According to the Daily Mail, six British nationals, including model Sarah MacDonnell, were robbed at Maison Noir villa by masked suspects who forced their way onto the premises.
MacDonnell, 39, said “she did not expect to survive the ordeal”. She said her boyfriend had stepped out for a cigarette when three men in balaclavas entered the premises, threatening him with a screwdriver.
“I was on the loo and one of these guys suddenly appeared right next to me and put a screwdriver against my throat, then hauled me onto the floor,” she said. “David was brought into the bathroom by the other two men and his hands were tied up with an iPhone cord. It was petrifying.
“One guy started asking me what valuables we had and where the safe was. He quickly got quite aggressive because I had no idea about the safe, and he was violently pushing me around the bathroom to make me tell him.”
Shortly afterwards, the other guests were also tied up and then the suspects fled. Western Cape police spokesperson Andre Traut confirmed the incident was being investigated. According to Daniel Silke, of Political Futures Consultancy, incidents involving tourists in South Africa get press coverage that is “well out of proportion to their seriousness”.

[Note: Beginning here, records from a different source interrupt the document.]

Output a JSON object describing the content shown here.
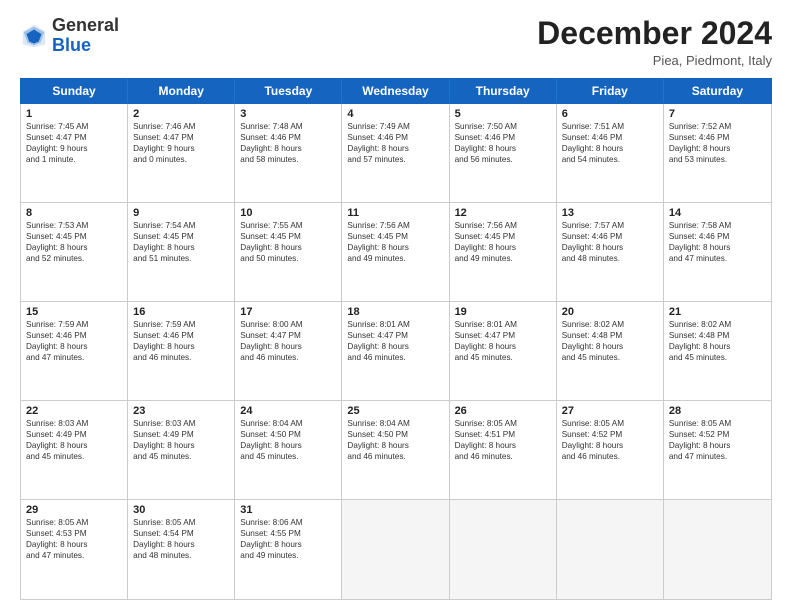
{
  "header": {
    "logo_general": "General",
    "logo_blue": "Blue",
    "month_title": "December 2024",
    "subtitle": "Piea, Piedmont, Italy"
  },
  "days_of_week": [
    "Sunday",
    "Monday",
    "Tuesday",
    "Wednesday",
    "Thursday",
    "Friday",
    "Saturday"
  ],
  "rows": [
    [
      {
        "day": "1",
        "lines": [
          "Sunrise: 7:45 AM",
          "Sunset: 4:47 PM",
          "Daylight: 9 hours",
          "and 1 minute."
        ]
      },
      {
        "day": "2",
        "lines": [
          "Sunrise: 7:46 AM",
          "Sunset: 4:47 PM",
          "Daylight: 9 hours",
          "and 0 minutes."
        ]
      },
      {
        "day": "3",
        "lines": [
          "Sunrise: 7:48 AM",
          "Sunset: 4:46 PM",
          "Daylight: 8 hours",
          "and 58 minutes."
        ]
      },
      {
        "day": "4",
        "lines": [
          "Sunrise: 7:49 AM",
          "Sunset: 4:46 PM",
          "Daylight: 8 hours",
          "and 57 minutes."
        ]
      },
      {
        "day": "5",
        "lines": [
          "Sunrise: 7:50 AM",
          "Sunset: 4:46 PM",
          "Daylight: 8 hours",
          "and 56 minutes."
        ]
      },
      {
        "day": "6",
        "lines": [
          "Sunrise: 7:51 AM",
          "Sunset: 4:46 PM",
          "Daylight: 8 hours",
          "and 54 minutes."
        ]
      },
      {
        "day": "7",
        "lines": [
          "Sunrise: 7:52 AM",
          "Sunset: 4:46 PM",
          "Daylight: 8 hours",
          "and 53 minutes."
        ]
      }
    ],
    [
      {
        "day": "8",
        "lines": [
          "Sunrise: 7:53 AM",
          "Sunset: 4:45 PM",
          "Daylight: 8 hours",
          "and 52 minutes."
        ]
      },
      {
        "day": "9",
        "lines": [
          "Sunrise: 7:54 AM",
          "Sunset: 4:45 PM",
          "Daylight: 8 hours",
          "and 51 minutes."
        ]
      },
      {
        "day": "10",
        "lines": [
          "Sunrise: 7:55 AM",
          "Sunset: 4:45 PM",
          "Daylight: 8 hours",
          "and 50 minutes."
        ]
      },
      {
        "day": "11",
        "lines": [
          "Sunrise: 7:56 AM",
          "Sunset: 4:45 PM",
          "Daylight: 8 hours",
          "and 49 minutes."
        ]
      },
      {
        "day": "12",
        "lines": [
          "Sunrise: 7:56 AM",
          "Sunset: 4:45 PM",
          "Daylight: 8 hours",
          "and 49 minutes."
        ]
      },
      {
        "day": "13",
        "lines": [
          "Sunrise: 7:57 AM",
          "Sunset: 4:46 PM",
          "Daylight: 8 hours",
          "and 48 minutes."
        ]
      },
      {
        "day": "14",
        "lines": [
          "Sunrise: 7:58 AM",
          "Sunset: 4:46 PM",
          "Daylight: 8 hours",
          "and 47 minutes."
        ]
      }
    ],
    [
      {
        "day": "15",
        "lines": [
          "Sunrise: 7:59 AM",
          "Sunset: 4:46 PM",
          "Daylight: 8 hours",
          "and 47 minutes."
        ]
      },
      {
        "day": "16",
        "lines": [
          "Sunrise: 7:59 AM",
          "Sunset: 4:46 PM",
          "Daylight: 8 hours",
          "and 46 minutes."
        ]
      },
      {
        "day": "17",
        "lines": [
          "Sunrise: 8:00 AM",
          "Sunset: 4:47 PM",
          "Daylight: 8 hours",
          "and 46 minutes."
        ]
      },
      {
        "day": "18",
        "lines": [
          "Sunrise: 8:01 AM",
          "Sunset: 4:47 PM",
          "Daylight: 8 hours",
          "and 46 minutes."
        ]
      },
      {
        "day": "19",
        "lines": [
          "Sunrise: 8:01 AM",
          "Sunset: 4:47 PM",
          "Daylight: 8 hours",
          "and 45 minutes."
        ]
      },
      {
        "day": "20",
        "lines": [
          "Sunrise: 8:02 AM",
          "Sunset: 4:48 PM",
          "Daylight: 8 hours",
          "and 45 minutes."
        ]
      },
      {
        "day": "21",
        "lines": [
          "Sunrise: 8:02 AM",
          "Sunset: 4:48 PM",
          "Daylight: 8 hours",
          "and 45 minutes."
        ]
      }
    ],
    [
      {
        "day": "22",
        "lines": [
          "Sunrise: 8:03 AM",
          "Sunset: 4:49 PM",
          "Daylight: 8 hours",
          "and 45 minutes."
        ]
      },
      {
        "day": "23",
        "lines": [
          "Sunrise: 8:03 AM",
          "Sunset: 4:49 PM",
          "Daylight: 8 hours",
          "and 45 minutes."
        ]
      },
      {
        "day": "24",
        "lines": [
          "Sunrise: 8:04 AM",
          "Sunset: 4:50 PM",
          "Daylight: 8 hours",
          "and 45 minutes."
        ]
      },
      {
        "day": "25",
        "lines": [
          "Sunrise: 8:04 AM",
          "Sunset: 4:50 PM",
          "Daylight: 8 hours",
          "and 46 minutes."
        ]
      },
      {
        "day": "26",
        "lines": [
          "Sunrise: 8:05 AM",
          "Sunset: 4:51 PM",
          "Daylight: 8 hours",
          "and 46 minutes."
        ]
      },
      {
        "day": "27",
        "lines": [
          "Sunrise: 8:05 AM",
          "Sunset: 4:52 PM",
          "Daylight: 8 hours",
          "and 46 minutes."
        ]
      },
      {
        "day": "28",
        "lines": [
          "Sunrise: 8:05 AM",
          "Sunset: 4:52 PM",
          "Daylight: 8 hours",
          "and 47 minutes."
        ]
      }
    ],
    [
      {
        "day": "29",
        "lines": [
          "Sunrise: 8:05 AM",
          "Sunset: 4:53 PM",
          "Daylight: 8 hours",
          "and 47 minutes."
        ]
      },
      {
        "day": "30",
        "lines": [
          "Sunrise: 8:05 AM",
          "Sunset: 4:54 PM",
          "Daylight: 8 hours",
          "and 48 minutes."
        ]
      },
      {
        "day": "31",
        "lines": [
          "Sunrise: 8:06 AM",
          "Sunset: 4:55 PM",
          "Daylight: 8 hours",
          "and 49 minutes."
        ]
      },
      {
        "day": "",
        "lines": []
      },
      {
        "day": "",
        "lines": []
      },
      {
        "day": "",
        "lines": []
      },
      {
        "day": "",
        "lines": []
      }
    ]
  ]
}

“We will not necessarily see a direct correlation between these incidents and an effect on the tourism industry.” But at the same time, he said, it’s difficult to compute how many tourists decide not to visit South Africa simply because they are afraid or have a negative view of the country.
“The country could indeed be doing a lot better when it comes to international arrivals. Much better than the current figures show.”
The Tourism Business Council of South Africa called on government to step up efforts to uphold the rule of law and address the scourge of crime in the country as incidents like this could harm “South Africa’s international reputation as a world-class and safe tourist destination”.